The Future of Home Heating.
With the 2025 Future Homes Standard requiring new build homes to produce 75-80% less carbon emissions and likely to prohibit the installation of gas boilers, it is evident we will have to change how we heat our homes. However, with 83% of homes currently relying on mains gas for heating this change will not be easy.
Electric heat pumps are currently the Government’s preferred green heating technology, thanks to their impressive efficiency of some 200-400%. This is two to four times that of electric storage heaters and even the most efficient gas boilers.
The Government have recognised the ability of heat pumps to reduce space heating emissions, setting a target to deploy 600,000 heat pumps per year by 2028. Progress towards this target is being made, with heat pump installation rates increasing by 28% in 2021. Industry player, Redrow have announced that soon they will be fitting heat pumps as standard in all their new homes.
But despite this progress, there is more to be done, with it being estimated that only 60,000 heat pumps were installed in 2021, and the UK having the lowest adoption rates in Europe.
Due to their large housing stocks, social housing landlords and housing associations are in a unique position to help increase the rate of uptake. Widespread support by these stakeholders could significantly increase installation rates and open the market to smaller private landlords and individual homeowners who would benefit from the ensuing economies of scale.

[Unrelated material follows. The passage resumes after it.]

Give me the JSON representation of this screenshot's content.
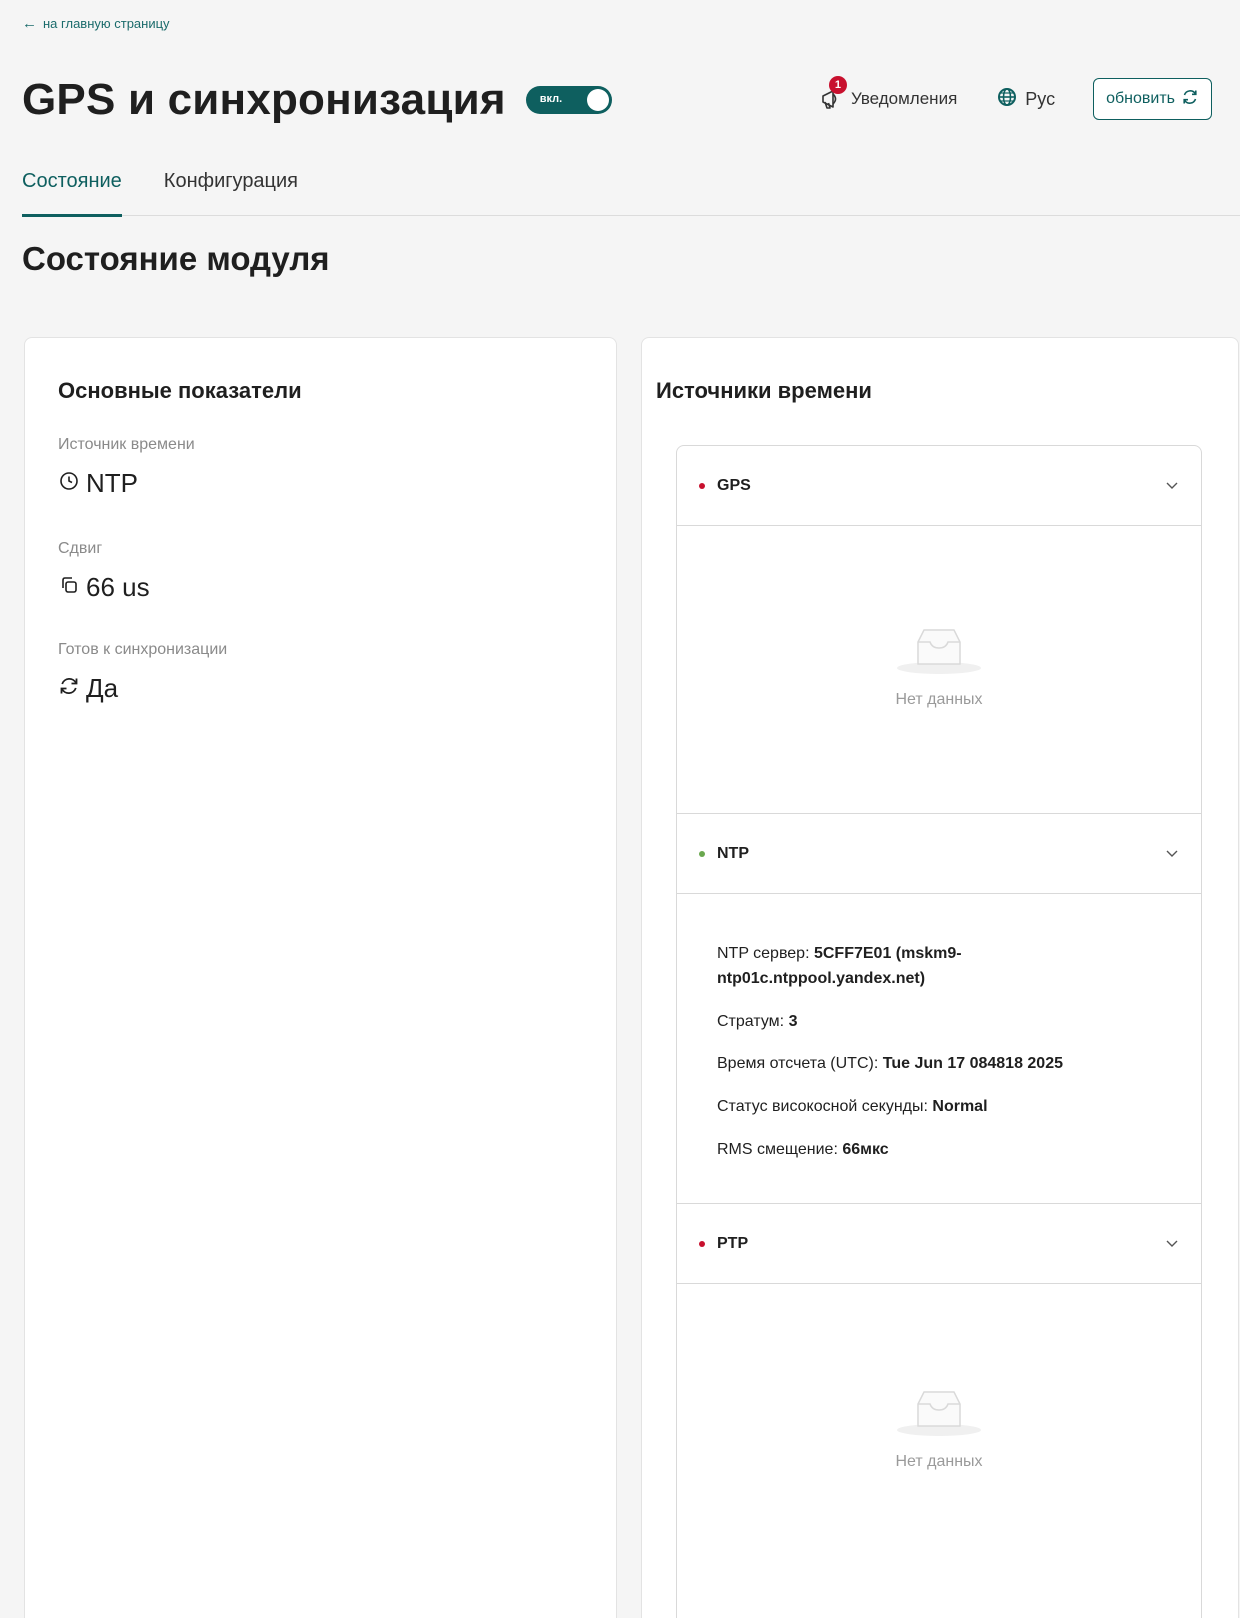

With social housing standards being updated to require lower carbon emissions, heat pumps offer a key route for housing providers to meet targets. Increasing amounts of renewable generation – for most of January 2023 wind accounted for between 40-60% of grid generation – means that emissions from heat pumps will only drop.
Heat pumps not only offer environmental benefits but potentially economic ones too. With the ongoing volatility of the gas market increasing boiler running costs, heat pumps are nearing and sometimes surpassing running price parity with boilers, depending on operational efficiency levels.
When considering the suitability of a heat pump for a home, it is important to consider the energy performance of the building first. For the best results, the energy efficiency of a property should be maximised before a heat pump is installed, following a ‘fabric first’ approach. This is because the cheapest and greenest energy is that which is not used at all, and moreover if insulation improvements are made after a heat pump is fitted the heat pump’s efficiency can be compromised due to the system being oversized.
The cost of heat pumps can sometimes be reduced when being supplied to multiple neighbouring properties by sharing ground loop systems. This is a service offered by multiple companies, who between them have transitioned many social homes from gas boilers to ground source heat pumps.
Another potential green heating solution is to convert the gas main from methane to hydrogen, or at least to blend the two gases. Ideally, this would be possible without the need to replace existing gas boiler systems. However, emerging studies are suggesting that this is unlikely to be possible for home heating.
Unsurprisingly, giants in the gas industry like Shell and BP are lobbying hard for the use of hydrogen in homes. However, in the shorter term, it does seem that electric heat pumps will be the preferred way for the housing industry to decarbonise its stock.